One of the cities featured an extraordinary facade with an entrance representing the open jaws of an earth monster. "It represents a Maya earth deity related with fertility. These doorways symbolize the entrance to a cave and, in general, to the watery underworld, place of mythological origin of maize and abode of ancestors," expedition leader Ivan Sprajc, of the Research Center of the Slovenian Academy of Sciences and Arts (ZRC SAZU), told Discovery News.
Sprajc and his team also found the remains of a temple pyramid almost 65 feet high, a ball court and several massive palace-like buildings arranged around four major plazas.
The archaeologists also found 10 stelae (tall sculpted stone shafts) and three altars (low circular stones) which featured well-preserved reliefs and hieroglyphic inscriptions.
An inscription on one of these stelae reveals the stone was engraved on Nov. 29, 711 A.D. by a "lord of 4 k'atuns (20-year periods)." Unfortunately, the remaining text, which included the name of the ruler and possibly of his wife, is heavily eroded.
Similarly imposing was the other city unearthed by Sprajc.

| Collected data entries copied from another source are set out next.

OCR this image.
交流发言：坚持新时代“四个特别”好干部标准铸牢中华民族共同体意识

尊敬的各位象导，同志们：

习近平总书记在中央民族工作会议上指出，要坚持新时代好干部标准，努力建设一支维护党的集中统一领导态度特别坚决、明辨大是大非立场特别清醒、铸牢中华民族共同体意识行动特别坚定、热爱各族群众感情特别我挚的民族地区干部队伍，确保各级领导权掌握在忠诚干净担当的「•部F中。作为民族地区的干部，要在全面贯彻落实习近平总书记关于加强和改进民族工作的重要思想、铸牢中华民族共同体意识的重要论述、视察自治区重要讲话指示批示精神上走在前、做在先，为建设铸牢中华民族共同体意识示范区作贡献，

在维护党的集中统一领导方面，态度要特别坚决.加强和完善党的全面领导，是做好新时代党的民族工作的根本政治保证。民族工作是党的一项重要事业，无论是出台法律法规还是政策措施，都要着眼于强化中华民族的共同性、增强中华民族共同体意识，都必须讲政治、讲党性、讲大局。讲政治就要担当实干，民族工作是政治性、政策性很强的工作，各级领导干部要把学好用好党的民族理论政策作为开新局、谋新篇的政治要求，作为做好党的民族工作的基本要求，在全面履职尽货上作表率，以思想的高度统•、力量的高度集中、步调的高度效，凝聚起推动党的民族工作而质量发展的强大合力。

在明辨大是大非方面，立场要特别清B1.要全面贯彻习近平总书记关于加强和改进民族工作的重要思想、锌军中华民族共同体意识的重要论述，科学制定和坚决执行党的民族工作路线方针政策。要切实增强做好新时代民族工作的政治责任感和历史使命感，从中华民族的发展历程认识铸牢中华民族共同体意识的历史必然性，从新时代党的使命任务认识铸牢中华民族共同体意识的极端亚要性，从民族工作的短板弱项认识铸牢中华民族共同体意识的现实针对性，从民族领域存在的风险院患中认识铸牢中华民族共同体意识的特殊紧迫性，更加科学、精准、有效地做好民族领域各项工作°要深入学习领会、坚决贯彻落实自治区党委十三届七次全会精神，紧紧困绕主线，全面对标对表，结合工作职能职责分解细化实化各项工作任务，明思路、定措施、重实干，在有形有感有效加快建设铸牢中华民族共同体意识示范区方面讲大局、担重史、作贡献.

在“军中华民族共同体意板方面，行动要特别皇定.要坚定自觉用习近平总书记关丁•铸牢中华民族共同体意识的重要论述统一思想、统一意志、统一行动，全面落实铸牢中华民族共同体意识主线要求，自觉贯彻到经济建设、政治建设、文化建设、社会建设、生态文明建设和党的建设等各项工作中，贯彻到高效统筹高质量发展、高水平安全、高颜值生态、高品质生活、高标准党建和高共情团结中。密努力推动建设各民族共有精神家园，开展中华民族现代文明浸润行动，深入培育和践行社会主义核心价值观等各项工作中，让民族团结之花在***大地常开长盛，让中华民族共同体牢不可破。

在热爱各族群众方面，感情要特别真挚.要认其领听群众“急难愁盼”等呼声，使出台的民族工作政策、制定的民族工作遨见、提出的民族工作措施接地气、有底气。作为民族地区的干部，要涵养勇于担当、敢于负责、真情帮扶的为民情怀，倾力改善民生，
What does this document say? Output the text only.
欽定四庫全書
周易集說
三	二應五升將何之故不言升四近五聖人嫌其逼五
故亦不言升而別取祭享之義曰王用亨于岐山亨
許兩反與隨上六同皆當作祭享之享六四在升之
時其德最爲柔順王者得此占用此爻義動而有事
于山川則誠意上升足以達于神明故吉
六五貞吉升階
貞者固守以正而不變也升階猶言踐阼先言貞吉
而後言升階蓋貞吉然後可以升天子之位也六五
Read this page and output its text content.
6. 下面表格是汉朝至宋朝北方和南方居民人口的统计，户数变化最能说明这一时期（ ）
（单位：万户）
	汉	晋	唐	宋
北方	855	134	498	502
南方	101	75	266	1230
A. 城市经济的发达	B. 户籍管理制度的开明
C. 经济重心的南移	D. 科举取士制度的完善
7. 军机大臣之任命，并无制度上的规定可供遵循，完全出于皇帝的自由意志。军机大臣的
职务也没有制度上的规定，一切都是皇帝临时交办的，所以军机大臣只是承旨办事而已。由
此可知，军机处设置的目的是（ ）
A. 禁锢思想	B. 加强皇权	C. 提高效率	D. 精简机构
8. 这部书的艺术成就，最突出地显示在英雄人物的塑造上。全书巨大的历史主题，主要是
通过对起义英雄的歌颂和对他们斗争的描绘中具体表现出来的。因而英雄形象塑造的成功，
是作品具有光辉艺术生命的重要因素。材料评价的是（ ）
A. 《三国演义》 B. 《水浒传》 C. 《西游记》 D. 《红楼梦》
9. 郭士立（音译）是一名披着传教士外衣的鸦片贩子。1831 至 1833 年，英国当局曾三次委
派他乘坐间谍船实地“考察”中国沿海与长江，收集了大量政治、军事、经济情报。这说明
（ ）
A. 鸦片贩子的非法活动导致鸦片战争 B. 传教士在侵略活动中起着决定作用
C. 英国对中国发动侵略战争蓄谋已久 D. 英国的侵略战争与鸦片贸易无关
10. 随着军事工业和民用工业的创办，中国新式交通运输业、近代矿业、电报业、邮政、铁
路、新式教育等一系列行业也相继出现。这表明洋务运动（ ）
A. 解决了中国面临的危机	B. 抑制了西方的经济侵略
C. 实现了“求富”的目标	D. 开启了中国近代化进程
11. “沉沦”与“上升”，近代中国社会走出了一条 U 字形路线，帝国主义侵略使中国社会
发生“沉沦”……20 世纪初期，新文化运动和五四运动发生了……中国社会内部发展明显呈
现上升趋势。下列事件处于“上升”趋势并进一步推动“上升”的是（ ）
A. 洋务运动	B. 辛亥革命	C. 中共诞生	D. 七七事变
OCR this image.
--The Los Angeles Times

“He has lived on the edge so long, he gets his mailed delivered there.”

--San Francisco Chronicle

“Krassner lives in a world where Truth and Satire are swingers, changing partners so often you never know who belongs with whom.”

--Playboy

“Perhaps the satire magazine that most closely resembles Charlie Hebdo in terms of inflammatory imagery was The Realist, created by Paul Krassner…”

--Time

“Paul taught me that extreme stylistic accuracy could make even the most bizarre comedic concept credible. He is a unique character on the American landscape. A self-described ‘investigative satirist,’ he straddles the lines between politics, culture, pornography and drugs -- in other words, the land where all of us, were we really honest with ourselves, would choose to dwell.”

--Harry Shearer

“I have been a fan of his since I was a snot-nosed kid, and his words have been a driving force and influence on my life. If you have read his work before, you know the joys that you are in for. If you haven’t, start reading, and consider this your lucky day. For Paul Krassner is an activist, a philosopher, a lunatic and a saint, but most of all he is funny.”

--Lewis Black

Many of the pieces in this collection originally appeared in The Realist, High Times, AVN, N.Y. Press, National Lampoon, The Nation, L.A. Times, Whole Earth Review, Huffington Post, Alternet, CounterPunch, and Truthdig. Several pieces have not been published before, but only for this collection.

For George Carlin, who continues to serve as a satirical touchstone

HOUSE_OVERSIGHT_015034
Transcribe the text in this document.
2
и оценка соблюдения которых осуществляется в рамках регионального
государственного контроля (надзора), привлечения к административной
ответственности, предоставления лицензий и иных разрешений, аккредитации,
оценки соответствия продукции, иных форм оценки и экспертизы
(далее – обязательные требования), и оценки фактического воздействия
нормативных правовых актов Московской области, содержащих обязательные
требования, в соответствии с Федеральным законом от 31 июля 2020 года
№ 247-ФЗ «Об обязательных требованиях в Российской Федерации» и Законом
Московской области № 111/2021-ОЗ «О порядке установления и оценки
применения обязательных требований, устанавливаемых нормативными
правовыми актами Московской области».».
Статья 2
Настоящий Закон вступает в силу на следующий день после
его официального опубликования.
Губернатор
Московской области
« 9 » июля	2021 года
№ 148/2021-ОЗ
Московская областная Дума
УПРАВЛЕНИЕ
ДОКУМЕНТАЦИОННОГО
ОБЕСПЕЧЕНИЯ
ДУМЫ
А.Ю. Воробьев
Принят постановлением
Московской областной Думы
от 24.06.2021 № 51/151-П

The previously unknown city was named Tamchen, which means "deep well" in Yucatec Maya.
More than 30 chultuns were found at the site. These are bottle-shaped underground chambers, largely intended for collecting rainwater. "Several chultuns were unusually deep, going down as far as 13 meters (43 feet)," Sprajc said.
Like in Laguinita, plazas were surrounded by large buildings. These include the remains of an acropolis supporting a courtyard with three temples on its sides, and a pyramid temple with a well preserved sanctuary on top and a stela (pictured above). An altar at its base was also unearthed.